Jedno z największych
hollywoodzkich rozczarowań 2016 roku to nie jest wcale „BvS”. Ten tytuł ode
mnie otrzymuje film „Łowca i Królowa lodu”. W kinach za oceanem produkcja
sprzedaje się fatalnie. Może ktoś pójdzie po rozum do głowy i przestanie
wciskać widzom takie gnioty? Warto uczyć się od twórców „Księgi dżungli”, który
nie zwalniają tempa i podbijają kina na w USA i na świecie.
„Łowca i Królowa lodu” to film,
którego budżet sięgnął 115 mln dolarów. Gaże aktorskie, wystawne scenografie i
kostiumy oraz efekty wizualne pochłonęły najwięcej pieniędzy. Na pewno nie
przeznaczono ich na scenariusz, który jest sumą bzdurnych pomysłów tworzonych „na
kolanie”. Dwa tygodnie po premierze m.in. w Polsce, film zadebiutował w USA… i
poniósł porażkę. Wpływy w tym okresie sięgnęły jedynie 20 mln dolarów i chyba
nikt o zdrowych zmysłach nie liczył na sukces („Królewna Śnieżka i Łowcy” na
starcie przyniosła 56,2 mln dolarów, a w sumie w USA 155 mln dolarów i ponad drugie tyle na świecie). A przecież poprzednia część pt. „Królewna
Śnieżka i Łowca” udała się całkiem znośnie i mile jest wspominana. Szkoda
zmarnowanego tematu, wywalonych pieniędzy, dobrych aktorów w tak wielu rolach…
Poza granicami USA „Łowca i Królowa lodu” ugrał do tej pory 80,2 mln dolarów.
Daje to globalnie wynik 100 mln dolarów. Po co oni kombinowali z tą historią,
po co wymyślali tak niefajną historię? Tylko dla Charlize Theron? W Polsce film
po drugim weekendzie zgromadził 104 tysiące widzów.
Na pierwszym miejscu po raz drugi
znalazła się fabularno-komputerowa „Księgi dżungli”. Wpływy w USA spadły
jedynie o 41 procent, przynosząc 60,8 mln dolarów i po 10 dniach na koncie
filmu tylko kraju Disneya suma ta wynosi 191,5 mln dolarów.

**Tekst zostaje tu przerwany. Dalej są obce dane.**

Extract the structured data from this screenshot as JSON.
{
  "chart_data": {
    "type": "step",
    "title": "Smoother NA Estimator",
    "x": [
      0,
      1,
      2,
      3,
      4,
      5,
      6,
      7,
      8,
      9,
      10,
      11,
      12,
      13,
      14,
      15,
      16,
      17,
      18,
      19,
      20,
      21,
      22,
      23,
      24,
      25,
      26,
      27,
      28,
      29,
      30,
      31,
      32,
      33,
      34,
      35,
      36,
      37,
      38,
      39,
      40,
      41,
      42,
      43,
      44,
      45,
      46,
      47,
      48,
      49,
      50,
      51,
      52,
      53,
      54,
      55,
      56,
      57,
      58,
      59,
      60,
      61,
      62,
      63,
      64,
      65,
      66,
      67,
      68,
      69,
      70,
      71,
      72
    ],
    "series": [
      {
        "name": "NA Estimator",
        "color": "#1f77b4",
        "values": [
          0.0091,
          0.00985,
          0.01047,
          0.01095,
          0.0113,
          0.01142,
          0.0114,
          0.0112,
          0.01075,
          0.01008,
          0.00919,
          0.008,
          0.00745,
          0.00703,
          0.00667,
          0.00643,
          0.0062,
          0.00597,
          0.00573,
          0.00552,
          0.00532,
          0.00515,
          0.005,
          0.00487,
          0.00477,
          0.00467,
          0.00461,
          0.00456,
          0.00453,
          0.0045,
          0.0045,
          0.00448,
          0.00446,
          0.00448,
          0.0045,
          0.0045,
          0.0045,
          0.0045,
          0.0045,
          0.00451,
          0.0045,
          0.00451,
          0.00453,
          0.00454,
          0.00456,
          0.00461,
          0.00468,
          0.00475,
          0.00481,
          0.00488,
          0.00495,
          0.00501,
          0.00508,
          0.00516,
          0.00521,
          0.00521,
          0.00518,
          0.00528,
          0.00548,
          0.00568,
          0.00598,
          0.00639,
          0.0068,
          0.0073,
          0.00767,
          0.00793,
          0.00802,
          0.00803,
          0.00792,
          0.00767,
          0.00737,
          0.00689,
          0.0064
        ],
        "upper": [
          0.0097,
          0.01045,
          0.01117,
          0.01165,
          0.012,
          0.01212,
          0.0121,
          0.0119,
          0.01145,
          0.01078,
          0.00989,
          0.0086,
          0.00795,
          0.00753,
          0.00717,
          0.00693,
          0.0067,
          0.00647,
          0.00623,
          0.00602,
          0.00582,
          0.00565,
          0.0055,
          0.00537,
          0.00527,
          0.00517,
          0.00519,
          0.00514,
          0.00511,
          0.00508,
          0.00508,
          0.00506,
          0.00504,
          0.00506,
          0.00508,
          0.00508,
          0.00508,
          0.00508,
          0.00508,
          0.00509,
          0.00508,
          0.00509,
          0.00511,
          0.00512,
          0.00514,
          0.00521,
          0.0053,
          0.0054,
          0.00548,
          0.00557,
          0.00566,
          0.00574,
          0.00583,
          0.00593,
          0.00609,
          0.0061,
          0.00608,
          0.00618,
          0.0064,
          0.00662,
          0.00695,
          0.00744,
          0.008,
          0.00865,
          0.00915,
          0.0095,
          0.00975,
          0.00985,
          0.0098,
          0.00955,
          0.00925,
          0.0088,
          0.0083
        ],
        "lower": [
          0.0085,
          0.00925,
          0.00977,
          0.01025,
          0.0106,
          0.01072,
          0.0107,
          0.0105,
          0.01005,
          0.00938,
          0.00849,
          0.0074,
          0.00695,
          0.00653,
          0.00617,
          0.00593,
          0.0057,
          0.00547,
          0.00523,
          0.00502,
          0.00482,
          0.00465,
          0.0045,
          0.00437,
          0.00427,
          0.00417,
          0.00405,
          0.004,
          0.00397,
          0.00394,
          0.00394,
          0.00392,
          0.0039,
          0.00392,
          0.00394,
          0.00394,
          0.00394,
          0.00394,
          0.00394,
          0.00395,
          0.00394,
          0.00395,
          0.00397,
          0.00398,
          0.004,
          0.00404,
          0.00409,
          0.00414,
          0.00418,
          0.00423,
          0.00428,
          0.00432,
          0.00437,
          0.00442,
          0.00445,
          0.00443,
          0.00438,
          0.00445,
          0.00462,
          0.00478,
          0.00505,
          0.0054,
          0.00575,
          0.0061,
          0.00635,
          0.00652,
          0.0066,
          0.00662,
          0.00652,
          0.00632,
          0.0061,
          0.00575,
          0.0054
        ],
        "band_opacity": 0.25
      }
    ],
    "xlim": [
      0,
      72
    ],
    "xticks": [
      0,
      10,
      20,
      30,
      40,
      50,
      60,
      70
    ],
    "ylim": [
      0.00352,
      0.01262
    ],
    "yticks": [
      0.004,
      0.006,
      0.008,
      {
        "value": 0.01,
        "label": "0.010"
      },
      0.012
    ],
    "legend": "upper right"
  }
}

Poza granicami USA
wpływy w ten weekend sięgnęły 95 mln dolarów, w sumie wynoszą już 337 mln
dolarów. Globalnie więc film zgromadził już 528,5 mln dolarów, przy budżecie
sięgającym 175 mln dolarów. Cieszę się z sukcesu fajnego filmu.
W czołówce są jeszcze: „Barbershop:
The Next Cut” (3 lokata), który traci prawie 50 procent wpływów. „Zwierzogród”
(awans z 5 na 4 miejsce), który ciągle trzyma się mocno i traci jedynie 18
procent widzów oraz „Szefowa” (5 miejsce i spadek o 39 procent) i „Batman v
Superman: Świt sprawiedliwości” (6 miejsce i spadek o 39 procent).
W kinach w USA debiutowało kilka
filmów niezależnych. Najwyżej uplasował się film „Compadres” (kontynuacja meksykańskiego przeboju), który zgromadził
1,3 mln dolarów i zajął 9 miejsce. „A Hologram for the King” to wpływy 1,2 mln
dolarów i miejsce 11 (Tom Hanks występuje, Tom Tykwer reżyseruje). Najmocniejszym z nich miał być film „Elvis & Nixon”,
który przyniósł skromne 456 tysięcy dolarów, choć w obsadzie są Kevin Spacey i
Michael Shannon. Było też kilka premier pomniejszych i zagranicznych tytułów.
Mocno stracił „Hardcore Henry”,
który po trzech tygodniach zgubił blisko 80 procent wpływów. W sumie jednak
uzbierał 9 mln dolarów. Producenci z Rosji pewnie się cieszą.